Australia Rejects ‘Savage’ Budget Cuts to Get Surplus, Swan Says
Jan. 21 (Bloomberg) -- Australia’s government rejects “savage” cuts to public-service spending in order to fulfill its pledge to return the budget to surplus in this election year, Treasurer Wayne Swan said.
“One thing is certain -- savage cuts would be the wrong thing for our economy,” Swan told business leaders in New York on Jan. 18. “It would not be responsible for any government to make deep spending cuts to try and fill a hole in tax revenue when that would put growth and jobs at risk.”
Swan’s comments come a month after he said he’s unlikely to deliver a pledged budget surplus this fiscal year as weaker growth and a strong local currency curb tax receipts.
Prime Minister Julia Gillard, trailing in polls ahead of this year’s election, last May staked her economic credibility on achieving a A$46 billion ($48.3 billion) fiscal reversal, driven by the first overall cut to government spending in at least 42 years.
“Further turbulence in the global economy in the second half of last year has meant we’ve had to write down in just four months the revenue loss we expected over a full year,” Swan said. “We are still delivering one of the biggest fiscal consolidations in our nation’s history, and we’ll continue our fiscal discipline despite the big revenue write downs which have made a surplus unlikely this year.”

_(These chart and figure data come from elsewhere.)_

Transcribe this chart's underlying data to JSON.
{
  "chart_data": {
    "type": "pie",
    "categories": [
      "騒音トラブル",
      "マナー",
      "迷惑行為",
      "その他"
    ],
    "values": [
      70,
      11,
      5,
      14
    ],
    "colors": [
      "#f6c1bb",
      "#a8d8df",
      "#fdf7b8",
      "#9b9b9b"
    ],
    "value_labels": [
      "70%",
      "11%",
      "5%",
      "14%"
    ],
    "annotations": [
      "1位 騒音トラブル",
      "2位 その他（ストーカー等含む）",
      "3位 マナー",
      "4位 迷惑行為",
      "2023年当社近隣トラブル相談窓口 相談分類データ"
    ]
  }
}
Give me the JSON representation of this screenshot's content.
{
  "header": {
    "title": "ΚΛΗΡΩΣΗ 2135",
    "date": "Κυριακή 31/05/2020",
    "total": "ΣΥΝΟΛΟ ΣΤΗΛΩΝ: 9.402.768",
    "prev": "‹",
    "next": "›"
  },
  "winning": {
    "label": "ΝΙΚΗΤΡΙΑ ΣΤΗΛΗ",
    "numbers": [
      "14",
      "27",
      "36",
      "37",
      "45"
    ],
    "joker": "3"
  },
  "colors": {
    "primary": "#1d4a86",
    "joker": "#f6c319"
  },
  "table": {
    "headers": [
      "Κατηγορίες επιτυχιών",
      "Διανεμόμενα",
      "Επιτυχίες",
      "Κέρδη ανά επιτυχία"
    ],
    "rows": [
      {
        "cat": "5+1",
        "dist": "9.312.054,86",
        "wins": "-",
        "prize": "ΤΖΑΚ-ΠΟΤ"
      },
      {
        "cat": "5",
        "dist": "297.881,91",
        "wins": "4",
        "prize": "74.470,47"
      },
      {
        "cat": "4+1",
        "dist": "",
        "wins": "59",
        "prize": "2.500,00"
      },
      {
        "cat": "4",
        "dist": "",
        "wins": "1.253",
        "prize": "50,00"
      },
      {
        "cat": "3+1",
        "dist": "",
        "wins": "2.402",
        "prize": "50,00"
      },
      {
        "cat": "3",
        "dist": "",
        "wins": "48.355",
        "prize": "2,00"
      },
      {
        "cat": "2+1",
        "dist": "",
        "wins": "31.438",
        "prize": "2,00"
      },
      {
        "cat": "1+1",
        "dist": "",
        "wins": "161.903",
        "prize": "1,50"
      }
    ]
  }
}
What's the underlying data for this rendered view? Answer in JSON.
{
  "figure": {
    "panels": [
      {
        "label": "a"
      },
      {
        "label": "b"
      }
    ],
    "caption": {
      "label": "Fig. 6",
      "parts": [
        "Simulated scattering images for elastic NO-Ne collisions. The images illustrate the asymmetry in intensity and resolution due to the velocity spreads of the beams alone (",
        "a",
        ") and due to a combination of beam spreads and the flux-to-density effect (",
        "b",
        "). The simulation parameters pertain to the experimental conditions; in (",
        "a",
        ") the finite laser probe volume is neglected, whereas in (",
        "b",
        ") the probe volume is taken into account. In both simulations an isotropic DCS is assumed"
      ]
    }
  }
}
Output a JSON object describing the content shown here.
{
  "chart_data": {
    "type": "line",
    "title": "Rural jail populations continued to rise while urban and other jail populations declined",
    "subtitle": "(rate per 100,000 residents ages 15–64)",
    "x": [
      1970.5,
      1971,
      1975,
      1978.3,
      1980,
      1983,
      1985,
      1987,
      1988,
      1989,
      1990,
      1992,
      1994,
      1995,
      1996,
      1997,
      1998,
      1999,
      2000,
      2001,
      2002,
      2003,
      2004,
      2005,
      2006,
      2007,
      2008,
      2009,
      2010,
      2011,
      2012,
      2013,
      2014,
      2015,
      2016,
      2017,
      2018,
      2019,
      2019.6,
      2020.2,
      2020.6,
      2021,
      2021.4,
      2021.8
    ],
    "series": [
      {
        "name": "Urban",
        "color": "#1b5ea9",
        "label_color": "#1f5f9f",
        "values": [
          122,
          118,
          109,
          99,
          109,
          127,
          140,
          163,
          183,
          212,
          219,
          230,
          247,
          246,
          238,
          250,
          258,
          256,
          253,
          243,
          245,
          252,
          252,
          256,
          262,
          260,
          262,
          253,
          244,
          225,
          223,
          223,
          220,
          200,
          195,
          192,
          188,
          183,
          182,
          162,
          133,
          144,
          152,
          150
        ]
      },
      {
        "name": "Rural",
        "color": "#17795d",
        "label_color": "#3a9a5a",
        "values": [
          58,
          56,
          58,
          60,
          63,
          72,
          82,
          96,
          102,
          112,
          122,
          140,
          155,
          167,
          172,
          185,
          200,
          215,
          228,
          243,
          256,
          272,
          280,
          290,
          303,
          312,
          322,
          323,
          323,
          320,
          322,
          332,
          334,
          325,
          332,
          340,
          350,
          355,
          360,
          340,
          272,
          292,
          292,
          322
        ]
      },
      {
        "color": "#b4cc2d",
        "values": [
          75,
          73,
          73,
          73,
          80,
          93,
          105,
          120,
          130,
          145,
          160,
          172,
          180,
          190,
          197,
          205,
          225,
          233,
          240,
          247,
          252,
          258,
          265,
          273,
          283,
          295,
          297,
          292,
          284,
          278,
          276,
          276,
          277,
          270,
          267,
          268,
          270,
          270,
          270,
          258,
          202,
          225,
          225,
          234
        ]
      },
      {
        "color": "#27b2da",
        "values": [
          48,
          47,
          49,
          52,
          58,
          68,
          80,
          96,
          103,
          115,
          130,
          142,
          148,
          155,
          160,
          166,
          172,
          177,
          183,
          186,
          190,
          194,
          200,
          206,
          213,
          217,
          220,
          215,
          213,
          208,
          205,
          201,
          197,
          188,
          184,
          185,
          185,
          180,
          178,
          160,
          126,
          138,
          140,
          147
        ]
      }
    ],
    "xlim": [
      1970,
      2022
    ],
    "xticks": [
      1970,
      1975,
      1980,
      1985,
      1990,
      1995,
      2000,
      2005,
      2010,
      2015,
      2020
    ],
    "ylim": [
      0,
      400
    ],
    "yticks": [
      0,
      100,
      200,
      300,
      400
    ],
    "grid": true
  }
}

The government, in a midyear review released in October, forecast a budget surplus of A$1.08 billion in the 12 months ending June 30. It recorded a A$44 billion deficit last fiscal year.
Weaker commodity prices and an elevated currency have prompted mining companies including BHP Billiton Ltd. to put off projects and cut jobs, while a construction slump forced building-materials company Boral Ltd. to reduce payrolls.
“We’re not immune from ongoing global uncertainty, which has weighed on consumer and business confidence and contributed to patchy conditions in some parts of our economy,” Swan said in his weekly e-mailed economic note yesterday.
In August, Resource Minister Martin Ferguson told reporters that “the resources boom is over,” while Reserve Bank of Australia Governor Glenn Stevens told lawmakers “the peak of the resource investment boom as a share of gross domestic product, the highest such peak in at least a century, will occur within the next year or two.”
Swan told his audience in New York that such talk is “claptrap.”
“Let me also be very clear that you have been hearing claptrap getting around about it being over,” Swan said. “The mining boom is best described as having three overlapping phases -- a boom in prices, then investment, and then in production. We passed the peak in prices a bit over a year ago as we’d expected, but we also see our terms of trade remaining at historically high levels. And the second and third phases of the boom still have a way to run.”
While Australian employers unexpectedly cut payrolls in December and the unemployment rate rose, the economy expanded 3.1 percent from a year earlier in the third quarter, among the fastest in the developed world.
The Reserve Bank of Australia’s latest benchmark rate cut to 3 percent on Dec. 4 made it 1.75 percentage points in reductions in 14 months, which may aid Labor’s re-election chances as about 90 percent of the nation’s mortgages are at variable rates.
Gillard’s Labor rose 3 percentage points to 49 percent on a two-party preferred basis, with Tony Abbott’s Liberal-National coalition falling 3 points to 51 percent, according to a Newspoll survey published in the Australian newspaper on Jan. 15. The measure is the best gauge of which major party will probably to win the seats required to form a government.
With an election to be held by Nov. 30, Swan said on Jan. 18 the government wouldn’t cut spending in its annual budget, to be delivered May 14, at the expense of its policy commitments to revamp funding for education and disability welfare.
Gillard is seeking to legislate in parliament this year to implement some of the changes in schooling urged in a report headed by Australian Future Fund Chairman David Gonski. The report found earlier this year that spending may need to rise by about A$5 billion a year to improve education at government- funded schools, particularly in disadvantaged and rural areas.
“Let me be crystal clear,” Swan said in New York. “The budget outcome for 2012-13 has no bearing at all on our determination to make room for our medium-term priorities like the Gonski education reforms and the National Disability Insurance Scheme.”
Swan also said a priority for the government was boosting labor productivity growth, “which has been in structural decline for the past decade or so.”
Looking overseas, Swan said China was managing its transition to more consumption-led growth “pretty well.” He called on Europe to balance fiscal restraint with the needs of stimulus and growth and said he was “deeply” concerned about the looming U.S. debt ceiling debate.
“It’s the responsibility of all leaders, governments and commentators around the world to ensure that sensible realism about these challenges doesn’t morph into undue pessimism, which itself hurts confidence,” Swan said in his note yesterday. “Endless pessimism is in itself a risk to the global recovery, just as it weighs on business and consumer sentiment in Australia’s economy.”